Tessa est dure avec elle-même et tellement empreinte de délicatesse et de tendresse face aux autres. Le récit nous entraine dans un jeu de va et vient dans ses pensées. Non seulement elle a une répartie du tonnerre, mais surtout on a envie de lui dire de ne pas être si dure avec elle-même. Tessa, c’est le personnage multidimensionnel parfait, on comprend sa réalité familiale, son quotidien, mais on y aperçoit aussi, derrière la fenêtre de son passé, les tourments et les raisons qui meublent sur son sourire une éternelle tristesse.

Bien évidement que le titre du bouquin, Les maisons, fait référence au travail de Tessa, mais aussi à cette habitude très charmante qu’elle a prise au fil des années d’essayer de percer dans les objets des maisons qu’elle visite les personnalités des gens qui l’habitent. Les petits secrets des habitations qu’on tente de camoufler et d’enjoliver, Tessa y pénètre et les connait tous. Le lecteur aussi, puisque Tessa nous laisse apercevoir les recoins de son histoire, les plus beaux comme les moins beaux. Sa vulnérabilité, sa tendresse et la tristesse qui l’habite m’ont réellement fait croire au personnage, Tessa existe, je le sais. Elle existe dans des dizaines de femmes.

Un peu à l’image de Un matin je suis partie d’Alice Steinbach, Tessa rêve parfois de quitter son quotidien, avec son mari qu’elle aime toujours, mais qui traine avec lui un amour organisé et continuel. Elle rêve de tout quitter et de repartir, de tout recommencer et cela passe par les bras de son ex, symbole de fuite et de liberté.
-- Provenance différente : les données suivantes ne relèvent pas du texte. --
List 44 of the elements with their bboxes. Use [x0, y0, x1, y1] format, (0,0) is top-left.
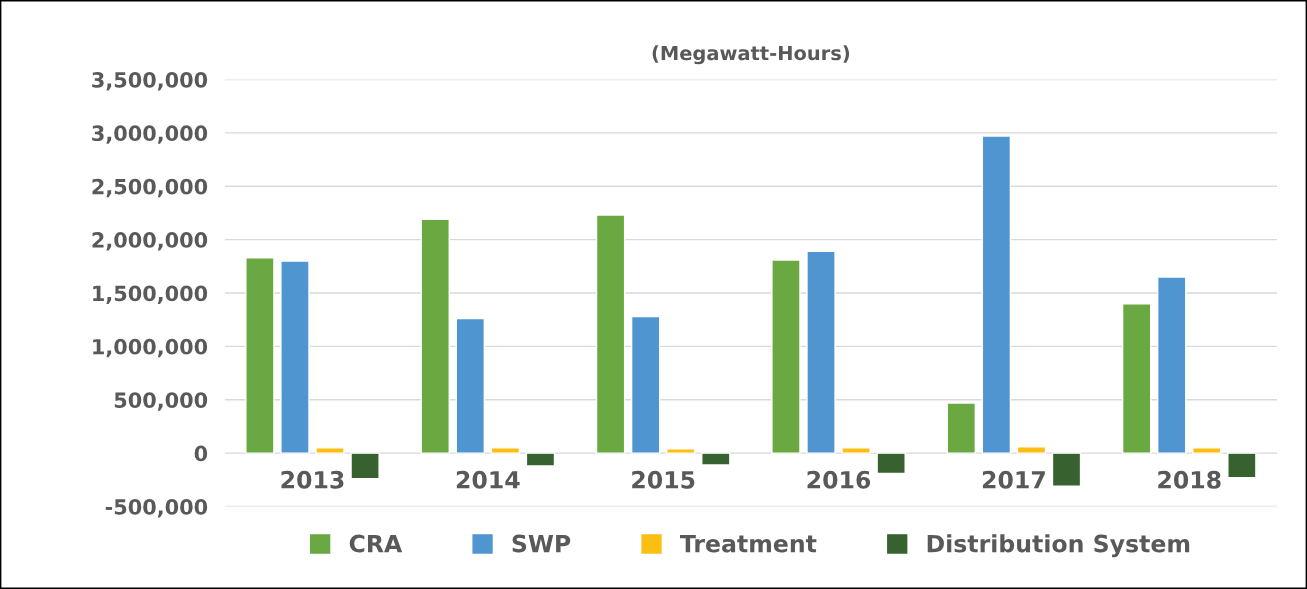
chart-title: (Megawatt-Hours)	[652, 45, 850, 65]
y-tick-label: 1,000,000	[93, 338, 208, 358]
y-tick-label: -500,000	[105, 498, 208, 518]
y-tick-label: 0	[194, 445, 208, 462]
bar	[420, 218, 450, 454]
bar	[490, 447, 521, 454]
bar	[455, 317, 486, 454]
x-tick-label: 2018	[1158, 470, 1221, 489]
legend-label: CRA	[349, 534, 403, 553]
bar	[701, 452, 731, 466]
y-tick-label: 3,500,000	[92, 71, 208, 91]
bar	[946, 402, 977, 454]
bar	[981, 135, 1012, 454]
x-tick-label: 2015	[632, 470, 695, 489]
x-tick-label: 2016	[807, 470, 871, 489]
bar	[1121, 303, 1152, 454]
legend-label: Distribution System	[927, 534, 1190, 558]
bar	[1157, 276, 1187, 454]
bar	[1192, 447, 1222, 454]
bar	[806, 250, 836, 454]
bar	[1227, 452, 1257, 479]
y-tick-label: 2,000,000	[92, 232, 208, 251]
legend-label: Treatment	[679, 534, 817, 553]
bar	[630, 315, 661, 454]
bar	[350, 452, 380, 480]
legend-label: SWP	[512, 534, 571, 553]
y-tick-label: 3,000,000	[92, 125, 208, 144]
bar	[315, 447, 345, 454]
bar	[876, 452, 906, 475]
bar	[280, 260, 310, 454]
bar	[525, 452, 556, 467]
y-tick-label: 1,500,000	[93, 285, 208, 304]
bar	[1051, 452, 1082, 487]
bar	[1016, 446, 1047, 454]
y-tick-label: 2,500,000	[92, 178, 208, 198]
bar	[245, 257, 275, 454]
x-tick-label: 2013	[281, 470, 344, 489]
bar	[771, 259, 801, 454]
bar	[666, 448, 696, 454]
y-tick-label: 500,000	[114, 392, 208, 411]
x-tick-label: 2014	[456, 470, 520, 489]
bar	[841, 447, 871, 454]
x-tick-label: 2017	[982, 470, 1045, 489]
bar	[595, 214, 626, 454]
Le tressaillement constant dans les pensées de Tessa à savoir si elle le reverra cet ex, si elle lui fera l’amour, semble lourd sur papier, dit comme ça. Pourtant, je vous assure que l’écriture et la narration de Fanny Britt est si merveilleuse et presque humoristique qu’on s’attache à cette femme si près de nous et farouchement humaine.

Tessa, c’est le non-dit de tant de femmes. C’est le rêve de tout lâcher, de se retrouver, de partir à la recherche de celle qu’on est au fond. C’est ce désir de tout maudire pour apaiser cette tristesse incontrôlable et cette angoisse d’exister tout seulement.

Je serai éternellement reconnaissante envers Fanny Britt pour ce roman. Ce premier qu’elle voulait tant écrire et qui signifiait tant pour elle, est tout simplement parfait. Sans pudeur ni flafla, Tessa se laisse découvrir, dénuder en nous montrant ses failles comme sa grande beauté émotionnelle. On ferme le bouquin conquis d’une femme entière et si près de moi, de vous aussi, j’en suis convaincue.